Tous un peu cinglés et caricaturaux à souhait, les quatre comédiens incarnent une flamboyante galerie de personnages.

Le fantôme de Canterville: drôlement hanté!

Après huit ans d'absence, Le fantôme de Canterville revient hanter le théâtre Les Gros Becs. Le spectacle élaboré par le Théâtre des 4 Coins à partir d'une nouvelle d'Oscar Wilde avait fait fureur lors de sa création à Québec en 2006. Après 200 représentations dans une soixantaine de villes, la pièce distille toujours un humour bien vivant.

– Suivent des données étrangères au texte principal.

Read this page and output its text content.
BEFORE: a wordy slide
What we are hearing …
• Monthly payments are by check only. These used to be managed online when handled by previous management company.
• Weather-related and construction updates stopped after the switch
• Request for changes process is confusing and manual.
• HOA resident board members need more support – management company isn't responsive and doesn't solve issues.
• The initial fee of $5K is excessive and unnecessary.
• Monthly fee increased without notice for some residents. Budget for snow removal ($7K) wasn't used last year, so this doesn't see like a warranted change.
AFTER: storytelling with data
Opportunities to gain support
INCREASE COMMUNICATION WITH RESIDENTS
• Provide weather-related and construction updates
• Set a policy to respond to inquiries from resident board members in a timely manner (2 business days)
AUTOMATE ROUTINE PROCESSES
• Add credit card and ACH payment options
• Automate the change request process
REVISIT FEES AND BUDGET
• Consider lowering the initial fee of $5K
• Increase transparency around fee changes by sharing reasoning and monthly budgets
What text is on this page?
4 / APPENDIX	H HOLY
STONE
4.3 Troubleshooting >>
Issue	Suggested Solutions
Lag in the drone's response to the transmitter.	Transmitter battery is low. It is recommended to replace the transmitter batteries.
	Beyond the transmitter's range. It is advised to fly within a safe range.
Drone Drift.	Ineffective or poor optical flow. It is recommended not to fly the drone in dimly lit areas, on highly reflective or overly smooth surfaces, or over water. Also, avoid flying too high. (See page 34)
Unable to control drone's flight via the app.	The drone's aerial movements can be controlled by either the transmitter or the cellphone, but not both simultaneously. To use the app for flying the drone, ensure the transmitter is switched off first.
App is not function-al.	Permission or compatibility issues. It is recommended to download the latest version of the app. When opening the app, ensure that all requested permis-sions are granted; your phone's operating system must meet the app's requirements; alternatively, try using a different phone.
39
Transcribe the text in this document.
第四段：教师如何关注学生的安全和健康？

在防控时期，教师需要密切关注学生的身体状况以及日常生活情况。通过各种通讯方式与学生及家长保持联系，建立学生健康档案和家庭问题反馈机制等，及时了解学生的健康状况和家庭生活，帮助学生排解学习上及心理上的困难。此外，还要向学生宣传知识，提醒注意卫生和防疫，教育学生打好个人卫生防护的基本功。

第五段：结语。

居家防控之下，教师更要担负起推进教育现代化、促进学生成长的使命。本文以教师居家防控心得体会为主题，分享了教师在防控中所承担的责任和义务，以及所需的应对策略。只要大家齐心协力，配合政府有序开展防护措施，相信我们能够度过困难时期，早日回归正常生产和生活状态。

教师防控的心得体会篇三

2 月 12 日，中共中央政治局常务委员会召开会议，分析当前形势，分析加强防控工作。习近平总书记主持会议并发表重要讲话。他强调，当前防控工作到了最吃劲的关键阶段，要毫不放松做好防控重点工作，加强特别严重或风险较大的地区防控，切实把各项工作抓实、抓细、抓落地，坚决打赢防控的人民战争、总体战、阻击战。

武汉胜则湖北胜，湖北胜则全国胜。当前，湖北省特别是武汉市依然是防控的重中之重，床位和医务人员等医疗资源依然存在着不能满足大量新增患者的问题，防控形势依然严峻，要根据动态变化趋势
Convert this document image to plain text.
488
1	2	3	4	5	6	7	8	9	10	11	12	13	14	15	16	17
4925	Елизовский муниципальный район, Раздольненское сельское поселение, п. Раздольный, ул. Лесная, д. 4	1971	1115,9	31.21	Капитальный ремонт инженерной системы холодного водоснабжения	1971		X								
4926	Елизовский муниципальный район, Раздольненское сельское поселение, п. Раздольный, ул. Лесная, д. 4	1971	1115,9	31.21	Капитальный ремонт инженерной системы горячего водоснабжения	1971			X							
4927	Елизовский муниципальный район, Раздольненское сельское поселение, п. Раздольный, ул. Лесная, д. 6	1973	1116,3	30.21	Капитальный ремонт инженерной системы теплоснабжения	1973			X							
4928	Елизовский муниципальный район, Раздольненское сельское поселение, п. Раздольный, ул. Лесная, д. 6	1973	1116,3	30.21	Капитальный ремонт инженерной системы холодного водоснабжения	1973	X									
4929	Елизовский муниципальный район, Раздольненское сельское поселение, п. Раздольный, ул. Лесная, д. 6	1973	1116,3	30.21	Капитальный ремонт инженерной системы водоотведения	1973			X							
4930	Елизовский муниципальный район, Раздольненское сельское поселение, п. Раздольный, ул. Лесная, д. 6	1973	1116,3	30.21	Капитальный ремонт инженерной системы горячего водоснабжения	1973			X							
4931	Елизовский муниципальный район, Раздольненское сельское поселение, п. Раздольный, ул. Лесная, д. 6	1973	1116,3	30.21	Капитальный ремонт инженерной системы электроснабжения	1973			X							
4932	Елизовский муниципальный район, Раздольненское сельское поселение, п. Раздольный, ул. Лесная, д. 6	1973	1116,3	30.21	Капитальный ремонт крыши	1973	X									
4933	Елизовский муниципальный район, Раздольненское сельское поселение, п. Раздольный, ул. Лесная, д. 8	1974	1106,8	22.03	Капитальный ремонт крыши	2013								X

Avec une ingéniosité pas piquée des vers, la troupe de théâtre de Québec raconte l'histoire d'un manoir anglais, en 1889, réputé pour être hanté par le sanglant fantôme de Sir Simon de Canterville. Personne ne veut s'en approcher... jusqu'à ce qu'une famille de fiers Américains, sans peur et sans reproche, s'en porte acquéreur et y déménage ses pénates. Les Otis donnent bien du fil à retordre au pauvre fantôme anglais, qui ne les effraie pas du tout, à son grand malheur. À quoi peut bien servir un fantôme quand il ne fait plus peur à personne? Le pauvre spectre s'enfonce dans la dépression...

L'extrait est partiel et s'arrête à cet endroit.